In the simulations the BH-procedure was applied to the sequential *p*-values to control the FDR. As described above, this method is conservative if *π*
_{0} < 1 as it controls the FDR actually at level *π*
_{0}
*α*. Following the suggestion of one of the referees, we additionally considered so called adaptive FDR controlling procedures that are based on an estimate of *π*
_{0} (see Additional file
2). Under independence these adaptive tests are less conservative then the BH-tests, but did not exceed the nominal level in the considered simulation scenarios. However, as shown earlier (e.g.,
[21]) under strong correlation adaptive procedures may inflate the FDR.

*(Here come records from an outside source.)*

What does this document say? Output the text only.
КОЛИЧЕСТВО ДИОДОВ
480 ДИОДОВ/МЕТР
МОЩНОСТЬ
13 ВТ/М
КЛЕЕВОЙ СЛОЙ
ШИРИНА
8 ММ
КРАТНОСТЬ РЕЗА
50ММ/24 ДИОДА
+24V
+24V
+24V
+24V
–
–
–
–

It is well known that two-stage designs may lead to a considerable improvement in efficiency compared to single-stage designs
[1–8] and this applies also to the procedures investigated in this paper (see Additional file
3 for a simulation study comparing the two-stage tests to corresponding single-stage designs). Furthermore, the methods can be extended to designs where an explicit early rejection boundary is applied in the interim analysis as in many group-sequential applications. In this case the calculation of the sequential *p*-values is slightly modified (the integral boundaries depend on the early rejection boundaries). However, unless the fraction of hypotheses for which the alternative holds is large, it is expected that the addition of an early rejection boundary at the interim analysis has only a marginal impact on the efficiency of the procedure. Furthermore, for hypotheses that are rejected in the interim analysis based on few observations, a confirmation with a larger sample size might be important anyway.